Woods, incidentally, shot an opening-round 66 on the way to a 32nd place finish at the Greenbrier Classic, which wasn’t bad for the then-220th ranked player in the world. He has won two Opens at St. Andrews, in 2000 and ’05. Could he be poised for a long-awaited comeback? Only if you believe in miracles. Other threats to Spieth: Grace? Maybe. Resurgent Englishman Paul Casey, who lost a playoff to Bubba Watson at the recent Travelers Championship? Perhaps. Henrik Stenson, who tied for third at the 2010 Open, is usually in the mix. Watson (Bubba) would seem to fit the profile of Old Course winners—see: 1995 champion golfer John Daly—but his poor Open record says otherwise.
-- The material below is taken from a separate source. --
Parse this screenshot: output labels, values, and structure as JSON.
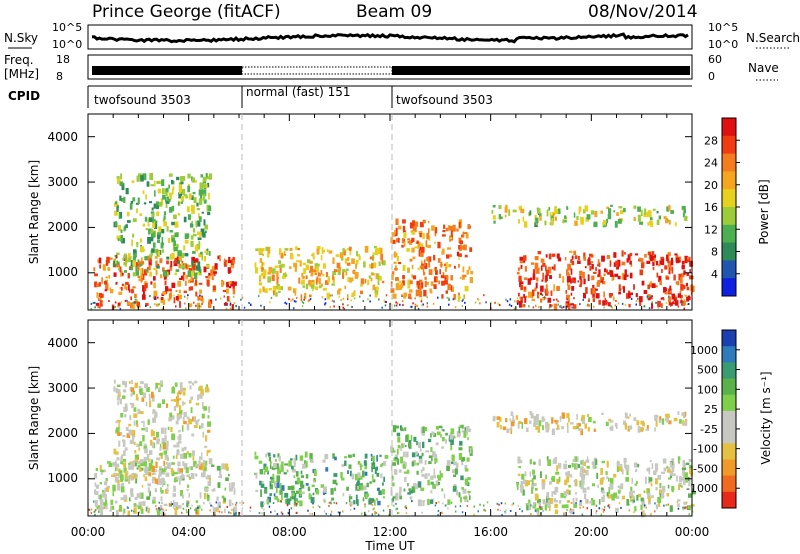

Which brings us back to Spieth.
“It’s remarkable how good a player he is,” Billy Horschel, an avowed Spieth fan, said recently. “I don’t see him letting off the gas pedal anytime soon, so I think we all need to buckle up and get going to catch him.”
Spieth won’t be easily caught, though. He’s on a trajectory we haven’t seen since Woods circa 2000, which means he is improving even as he wins.
“There’s certainly things that I can improve on from this week,” he said at the U.S. Open. “I can strike the ball better than I did this week. I can get more positive. I can improve in all aspects of my game. I believe that.”
Remember the kid who took the lead into the weekend at the 2014 Farmers Insurance Open at Torrey Pines—he dusted playing partner Woods by nine strokes over the first 36 holes—only to cough up a pair of 75s amid an on-course pity party? Spieth is no longer that guy. Not even close. Wise beyond his years—he’ll turn 22 on July 27—he is learning at an astronomical rate; in winning the U.S. Open at Chambers he tamed a course where he had shot 83 in his only other round (2010 U.S. Amateur).
Journalistic protocol requires me to mention that Spieth has only a T-36 (last year) and a T-44 (’13) in two British Open starts. But is that even worth mentioning? And is this the Summer of Spieth or the start of an era?
Who’s going to beat Spieth if he won’t do it himself?